The march of authoritarianism
China’s economy may be slowing, but it’s military power and its international belligerence are growing, threatening to spark the first great-power war in 70 years. But China’s new aggressiveness and human rights abuses are only one facet of a general rise in authoritarianism across the world. Donald Trump’s election denial and the coup attempt of 1/6 signal that America may be too divided and unstable to play the role of Arsenal of Democracy that it played in the 20th century; in fact, the whole Trump Era, and America’s general turn against immigration, are a bad sign, as is growing cultural illiberalism among overzealous progressive activists. Meanwhile, India, Brazil, and a number of other countries have been electing authoritarian populist leaders of their own. And on top of all that, there are the looming questions of A) whether surveillance technologies have made it easier for authoritarians to control their populations, and B) whether social media inherently makes countries unstable and invites authoritarian rulers.

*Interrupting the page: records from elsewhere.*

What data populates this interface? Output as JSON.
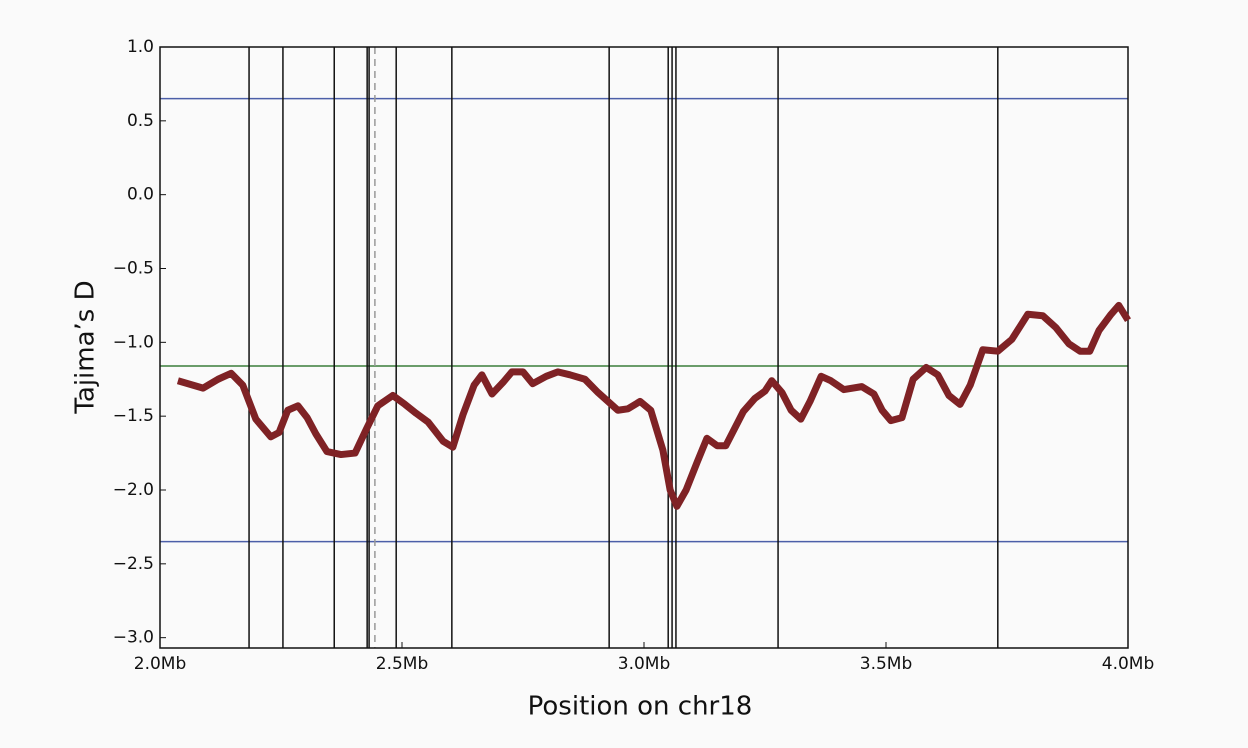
{
  "chart_data": {
    "type": "line",
    "xlabel": "Position on chr18",
    "ylabel": "Tajima’s D",
    "xlim": [
      2.0,
      4.0
    ],
    "ylim": [
      -3.07,
      1.0
    ],
    "xticks": [
      {
        "value": 2.0,
        "label": "2.0Mb"
      },
      {
        "value": 2.5,
        "label": "2.5Mb"
      },
      {
        "value": 3.0,
        "label": "3.0Mb"
      },
      {
        "value": 3.5,
        "label": "3.5Mb"
      },
      {
        "value": 4.0,
        "label": "4.0Mb"
      }
    ],
    "yticks": [
      {
        "value": 1,
        "label": "1.0"
      },
      {
        "value": 0.5,
        "label": "0.5"
      },
      {
        "value": 0,
        "label": "0.0"
      },
      {
        "value": -0.5,
        "label": "−0.5"
      },
      {
        "value": -1,
        "label": "−1.0"
      },
      {
        "value": -1.5,
        "label": "−1.5"
      },
      {
        "value": -2,
        "label": "−2.0"
      },
      {
        "value": -2.5,
        "label": "−2.5"
      },
      {
        "value": -3,
        "label": "−3.0"
      }
    ],
    "hlines": [
      {
        "value": 0.65,
        "color": "#4c5fa8"
      },
      {
        "value": -1.16,
        "color": "#3a7d3a"
      },
      {
        "value": -2.35,
        "color": "#4c5fa8"
      }
    ],
    "vlines": [
      2.184,
      2.254,
      2.36,
      2.428,
      2.432,
      2.488,
      2.603,
      2.928,
      3.05,
      3.058,
      3.066,
      3.277,
      3.731
    ],
    "dashed_vlines": [
      2.444
    ],
    "series": [
      {
        "color": "#7f2225",
        "x": [
          2.037,
          2.089,
          2.12,
          2.147,
          2.171,
          2.198,
          2.229,
          2.246,
          2.264,
          2.285,
          2.304,
          2.322,
          2.345,
          2.374,
          2.403,
          2.426,
          2.45,
          2.481,
          2.506,
          2.529,
          2.554,
          2.585,
          2.605,
          2.626,
          2.649,
          2.665,
          2.686,
          2.709,
          2.727,
          2.75,
          2.77,
          2.798,
          2.822,
          2.847,
          2.878,
          2.905,
          2.946,
          2.967,
          2.992,
          3.014,
          3.039,
          3.054,
          3.068,
          3.087,
          3.11,
          3.13,
          3.151,
          3.169,
          3.205,
          3.229,
          3.25,
          3.264,
          3.285,
          3.304,
          3.324,
          3.343,
          3.366,
          3.386,
          3.413,
          3.45,
          3.475,
          3.492,
          3.51,
          3.533,
          3.556,
          3.583,
          3.607,
          3.63,
          3.653,
          3.674,
          3.7,
          3.731,
          3.76,
          3.793,
          3.824,
          3.851,
          3.878,
          3.901,
          3.921,
          3.94,
          3.965,
          3.981,
          4.0
        ],
        "values": [
          -1.26,
          -1.31,
          -1.25,
          -1.21,
          -1.29,
          -1.52,
          -1.64,
          -1.61,
          -1.46,
          -1.43,
          -1.51,
          -1.62,
          -1.74,
          -1.76,
          -1.75,
          -1.59,
          -1.43,
          -1.36,
          -1.42,
          -1.48,
          -1.54,
          -1.67,
          -1.71,
          -1.49,
          -1.29,
          -1.22,
          -1.35,
          -1.27,
          -1.2,
          -1.2,
          -1.28,
          -1.23,
          -1.2,
          -1.22,
          -1.25,
          -1.34,
          -1.46,
          -1.45,
          -1.4,
          -1.46,
          -1.73,
          -2.0,
          -2.11,
          -2.0,
          -1.81,
          -1.65,
          -1.7,
          -1.7,
          -1.47,
          -1.38,
          -1.33,
          -1.26,
          -1.34,
          -1.46,
          -1.52,
          -1.4,
          -1.23,
          -1.26,
          -1.32,
          -1.3,
          -1.35,
          -1.46,
          -1.53,
          -1.51,
          -1.25,
          -1.17,
          -1.22,
          -1.36,
          -1.42,
          -1.29,
          -1.05,
          -1.06,
          -0.98,
          -0.81,
          -0.82,
          -0.9,
          -1.01,
          -1.06,
          -1.06,
          -0.92,
          -0.81,
          -0.75,
          -0.85
        ]
      }
    ]
  }
}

It’s a heady, exciting time to be alive, but it’s also a terrifying time in many ways.
The rise and rise of crypto
I haven’t written as much about finance as I should, but this is an exciting time, because crypto is basically reinventing finance from the ground up. A lot of that will be reinventing the wheel, and relearning why the web of regulations that we’ve built up over the last two centuries was there in the first place. That has already made a few people incredibly rich, and is diverting talent from other parts of the tech industry. But the process has probably just begun. I expect the crypto industry to soon resolve its main challenge — the energy-intensive nature of the proof-of-work algorithm — and start diverging from traditional finance in surprising, confusing, and exciting ways.
Changes in the economics profession
My old blog was largely about narrating the changes in the economics profession, and I’ve tried to carry that theme through to this Substack as well. The most important story here isn’t the humbling of macroeconomics after the financial crisis of 2008, but the rise of empirical economics and the morphing of econ into something more closely resembling a science. The 2020 Nobel canonized the shift, but it has been underway for a good long while, transforming our understanding of issues like the minimum wage, immigration’s effect on labor markets, and unconditional cash benefits. Some fields like climate economics are still playing catch-up, and macroeconomics, with its limited data availability, will be the toughest nut to crack. But econ has definitely left behind its old identity as the philosophical defender of free markets, and entered an age in which evidence gets to tell us what works and what doesn’t. Thanks to this shift, many of econ’s critics are now badly out of date.
Looking ahead to 2022
Many of these same narratives will carry over into 2022. But I expect to add some new ones too. The increasing political and ideological triumph of the pro-housing YIMBY movement is a very positive phenomenon that deserves more attention than I gave it this year. Biotech, space, and crypto are all technology spaces that I plan to write about more. As we move into the 2022 midterms, culture wars are going to take the fore, and I’ll continue trying to think about how progressives can appeal to the center while also staying true to their ideals.